Frei Vitório Mazzuco
A tradição das Fontes Franciscanas coloca como marco da conversão definitiva de Francisco de Assis o seu encontro com o leproso. Velho e conhecido tema! Novo e sempre desafiador e fascinante tema! Que encontro foi este? Foi apenas ver, conhecer, cumprimentar, abraçar, beijar? Mera curiosidade? Afinal de contas quem não quer dar uma olhadinha na tragédia alheia? O certo é que Francisco foi onde ninguém do seu tempo queria ir: misturar-se com a miséria, com a pobreza, com a contaminação, com a doença, com o fétido, com o horrível. Foi e permaneceu ali como verdadeira iniciação: encontrar-se verdadeiramente com alguém é aproximar-se da sua realidade por mais terrível que ela seja. Encontrar-se é fazer vibrar o coração, é perceber o que se passa na intimidade do outro e da outra. O encontro de Francisco com o leproso, mais do que um momento, é uma atitude que vai envolvendo toda a vida.
E isto tudo começa quando ele percebe-se infeliz e não satisfeito com o seu status: rico, empreendedor emergente, comerciante próspero, filho de Pedro Bernardone, líder da juventude em Assis, boêmio, generoso, folgazão, pródigo e vivaz. Tem tudo para dar certo e ser uma pessoa de sucesso, mas ele descobre que ser uma pessoa realizada é muito mais importante que ser uma pessoa de sucesso. O sucesso é efêmero, a realização é para sempre!
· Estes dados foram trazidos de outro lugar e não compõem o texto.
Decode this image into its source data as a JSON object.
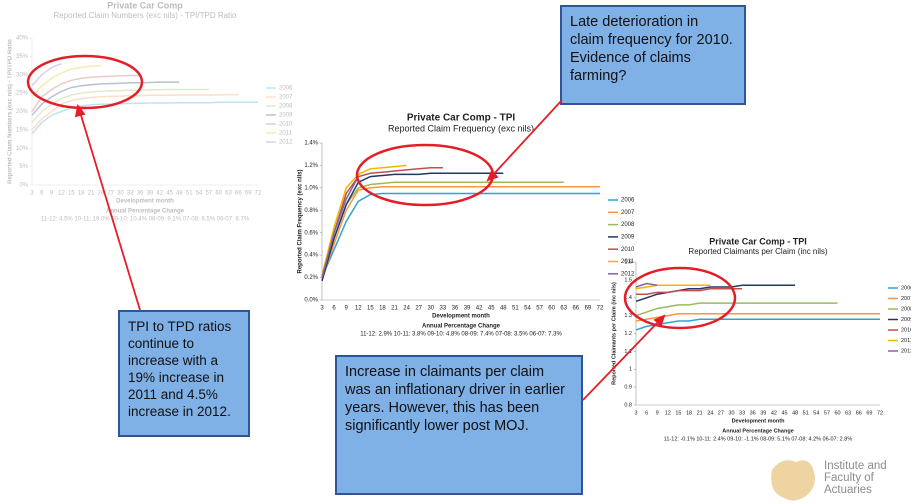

Para encontrar-se com a necessidade do outro e da outra é preciso mudar de lugar. A conversão de Francisco é mudar de lugar! Ele dá um salto, sai da sua situação e mergulha na proposta do Evangelho: o Reino de Deus é a ética do cuidado! Por isso vai para as ruínas, sai fora dos limites da cidade, aproxima-se dos excluídos, vai viver com eles.
Quando a sociedade exclui a pessoa, ela apodrece o humano. A pior lepra que existe é ser colocado à margem de tudo. A pior doença que existe é tirar da pessoa a possibilidade de conviver.
Abraçar o que perdeu a chance de estar onde todos devem estar é que causa impacto. Conversão é deixar-se impactar-se. O leproso abala as estruturas todas de Francisco e afina seus sentidos para cuidar do humano. Aprendeu com a fala da Cruz que reconstruir significa colocar novamente a humanidade em pé.
Como um enfermeiro ousado, como um terapeuta engajado, como um assistente social comprometido, como um evangelizador inserido, ele vai lá consertar o indivíduo para consertar a humanidade toda, melhorar o leprosário para tornar o mundo todo mais sadio de amor, ternura, afeto. Usou um único remédio que conhecia: a fraternidade.
As Fontes Franciscanas falam do beijo. Beijar é passar o sopro de vida, o hálito que alenta, o toque que refaz. Mas quem beijou quem? Deixar-se beijar é mais do que beijar. Francisco recebe o toque de quem tem um último sopro de vida e esperança, um último fio de confiança. A confiança perdida é o paraíso perdido.
“E o Senhor mesmo me conduziu entre eles e eu tive misericórdia com eles” (Testamento, 2). Não disse “eu tive dó deles”, “que judiação!”, “que pena!”, mas disse “eu tive misericórdia com eles”. Ter misericórdia com! Ir lá junto do sofrimento, misturar-se com a paixão dos que padecem a falta de cuidado. Quem vai lá, pouco a pouco, traz de volta ao Paraíso. Reconduz o humano ao seu melhor lugar. É preciso ir com o coração nas mãos e nas palavras. É muito diferente ser tocado por alguém que tem o coração nas mãos. Foi assim que o leproso beijou Francisco.